Effect of rotating magnetic field on microstructure and tribological properties of laser cladded nickel-based coatings

Nickel-based coatings were prepared by laser cladding assisted with rotating magnetic field on mild steel substrates. The effects of rotating magnetic field on the defects, microstructure, residual stress, microhardness, and wear resistance of the coatings were studied. Results revealed that the rotating magnetic field reduced pores and cracks of the nickel-based coatings. The nickel-based coatings are main composed of γ-(Ni, M), CrB, M23C6, and NbC phases.
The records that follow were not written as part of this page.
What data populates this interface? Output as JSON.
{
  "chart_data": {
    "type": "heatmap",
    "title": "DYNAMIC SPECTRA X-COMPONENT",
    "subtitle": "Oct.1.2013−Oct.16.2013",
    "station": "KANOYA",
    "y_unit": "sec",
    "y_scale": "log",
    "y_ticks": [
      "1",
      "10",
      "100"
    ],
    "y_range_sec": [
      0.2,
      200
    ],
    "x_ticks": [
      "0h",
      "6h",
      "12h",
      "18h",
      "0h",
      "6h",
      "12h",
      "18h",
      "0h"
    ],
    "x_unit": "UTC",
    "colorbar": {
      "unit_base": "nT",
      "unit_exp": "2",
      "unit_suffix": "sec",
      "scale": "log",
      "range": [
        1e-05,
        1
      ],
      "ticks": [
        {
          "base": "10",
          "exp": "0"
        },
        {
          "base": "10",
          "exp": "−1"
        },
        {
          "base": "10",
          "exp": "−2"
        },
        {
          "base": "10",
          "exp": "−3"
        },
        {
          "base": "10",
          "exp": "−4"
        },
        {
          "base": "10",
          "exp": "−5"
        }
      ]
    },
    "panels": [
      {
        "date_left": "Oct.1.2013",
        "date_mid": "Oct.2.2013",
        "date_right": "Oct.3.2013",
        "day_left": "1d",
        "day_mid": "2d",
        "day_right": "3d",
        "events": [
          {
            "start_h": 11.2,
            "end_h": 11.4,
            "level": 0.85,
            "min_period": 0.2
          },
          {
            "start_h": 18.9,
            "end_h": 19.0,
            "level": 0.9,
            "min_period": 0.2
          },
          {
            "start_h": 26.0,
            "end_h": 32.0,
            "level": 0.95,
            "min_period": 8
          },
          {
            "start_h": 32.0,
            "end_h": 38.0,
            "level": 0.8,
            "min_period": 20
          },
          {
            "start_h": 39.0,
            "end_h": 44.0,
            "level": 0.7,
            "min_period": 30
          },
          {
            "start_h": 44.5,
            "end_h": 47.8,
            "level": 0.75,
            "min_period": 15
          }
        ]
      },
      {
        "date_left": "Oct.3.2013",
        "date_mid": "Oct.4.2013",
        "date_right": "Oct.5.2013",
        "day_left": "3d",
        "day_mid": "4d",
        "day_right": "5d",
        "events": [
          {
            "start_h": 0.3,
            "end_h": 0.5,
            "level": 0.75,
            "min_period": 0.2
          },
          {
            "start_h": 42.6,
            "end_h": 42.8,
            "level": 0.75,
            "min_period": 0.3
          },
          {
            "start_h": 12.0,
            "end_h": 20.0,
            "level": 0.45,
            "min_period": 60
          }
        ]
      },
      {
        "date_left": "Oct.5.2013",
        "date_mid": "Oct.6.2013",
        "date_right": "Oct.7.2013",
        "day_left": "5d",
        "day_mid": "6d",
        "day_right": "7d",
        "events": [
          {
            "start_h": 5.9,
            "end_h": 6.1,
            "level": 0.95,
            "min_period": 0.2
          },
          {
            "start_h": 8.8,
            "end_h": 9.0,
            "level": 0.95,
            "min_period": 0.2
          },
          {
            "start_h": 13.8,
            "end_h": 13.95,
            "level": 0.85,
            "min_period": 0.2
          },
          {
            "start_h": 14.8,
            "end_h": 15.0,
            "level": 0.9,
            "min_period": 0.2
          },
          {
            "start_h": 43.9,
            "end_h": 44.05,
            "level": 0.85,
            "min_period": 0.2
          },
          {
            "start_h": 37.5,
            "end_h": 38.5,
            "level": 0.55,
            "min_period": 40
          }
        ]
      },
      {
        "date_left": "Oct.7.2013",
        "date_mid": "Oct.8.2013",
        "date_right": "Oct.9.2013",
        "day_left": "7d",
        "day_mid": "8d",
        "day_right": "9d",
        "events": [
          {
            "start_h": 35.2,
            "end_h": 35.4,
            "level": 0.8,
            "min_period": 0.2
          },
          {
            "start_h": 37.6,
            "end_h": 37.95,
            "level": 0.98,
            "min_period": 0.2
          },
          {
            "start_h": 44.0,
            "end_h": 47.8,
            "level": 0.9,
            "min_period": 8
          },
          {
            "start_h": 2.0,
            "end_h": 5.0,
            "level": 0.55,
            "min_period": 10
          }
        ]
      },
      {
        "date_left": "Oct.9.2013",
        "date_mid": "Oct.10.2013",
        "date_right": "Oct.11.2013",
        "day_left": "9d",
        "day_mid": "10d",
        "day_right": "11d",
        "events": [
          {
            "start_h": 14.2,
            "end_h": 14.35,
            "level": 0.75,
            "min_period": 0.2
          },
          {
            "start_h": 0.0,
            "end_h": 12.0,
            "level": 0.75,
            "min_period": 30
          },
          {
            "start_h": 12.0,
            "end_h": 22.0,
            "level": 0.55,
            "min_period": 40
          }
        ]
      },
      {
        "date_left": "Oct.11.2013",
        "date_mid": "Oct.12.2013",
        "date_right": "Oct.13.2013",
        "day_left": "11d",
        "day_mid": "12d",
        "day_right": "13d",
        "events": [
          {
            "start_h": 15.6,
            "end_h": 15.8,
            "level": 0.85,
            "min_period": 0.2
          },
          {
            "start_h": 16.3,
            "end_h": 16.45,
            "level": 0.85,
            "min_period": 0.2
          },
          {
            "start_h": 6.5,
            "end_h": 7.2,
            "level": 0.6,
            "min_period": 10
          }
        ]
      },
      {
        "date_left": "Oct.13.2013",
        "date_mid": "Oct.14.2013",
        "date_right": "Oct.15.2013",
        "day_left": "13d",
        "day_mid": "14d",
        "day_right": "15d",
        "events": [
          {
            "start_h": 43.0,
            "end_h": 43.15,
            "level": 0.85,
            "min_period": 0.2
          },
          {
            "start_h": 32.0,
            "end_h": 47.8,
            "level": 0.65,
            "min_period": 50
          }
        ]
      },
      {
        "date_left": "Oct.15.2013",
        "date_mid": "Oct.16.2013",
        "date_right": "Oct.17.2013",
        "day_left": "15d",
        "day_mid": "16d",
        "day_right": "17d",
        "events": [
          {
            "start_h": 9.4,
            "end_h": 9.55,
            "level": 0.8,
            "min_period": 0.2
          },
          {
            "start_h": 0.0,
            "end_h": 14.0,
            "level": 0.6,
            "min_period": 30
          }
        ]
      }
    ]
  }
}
The average grain size of the coating decreased from 0.67 μm2 to 0.49 μm2 with rotating magnetic field assistance. The number of large-angle grain boundaries was increased too. At the same time, the residual stress in the coating was significantly reduced by the rotating magnetic field. Therefore, the cracking tendency of the coating was reduced. The average microhardness of the nickel-based coating increased from 422.5 HV0.2 to 515.5 HV0.2 due to fine-grain strengthening. The wear mechanisms of the coatings were mix of abrasive wear and adhesive wear. With rotating magnetic field assistance, the wear resistance of the coating was greatly enhanced. The wear rate of the coating reduced 83.7% from 85.2 μm3/(N∗m) to 13.9 μm3/(N∗m). The wear weight loss reduced 87% from 13.8 mg to 1.8 mg.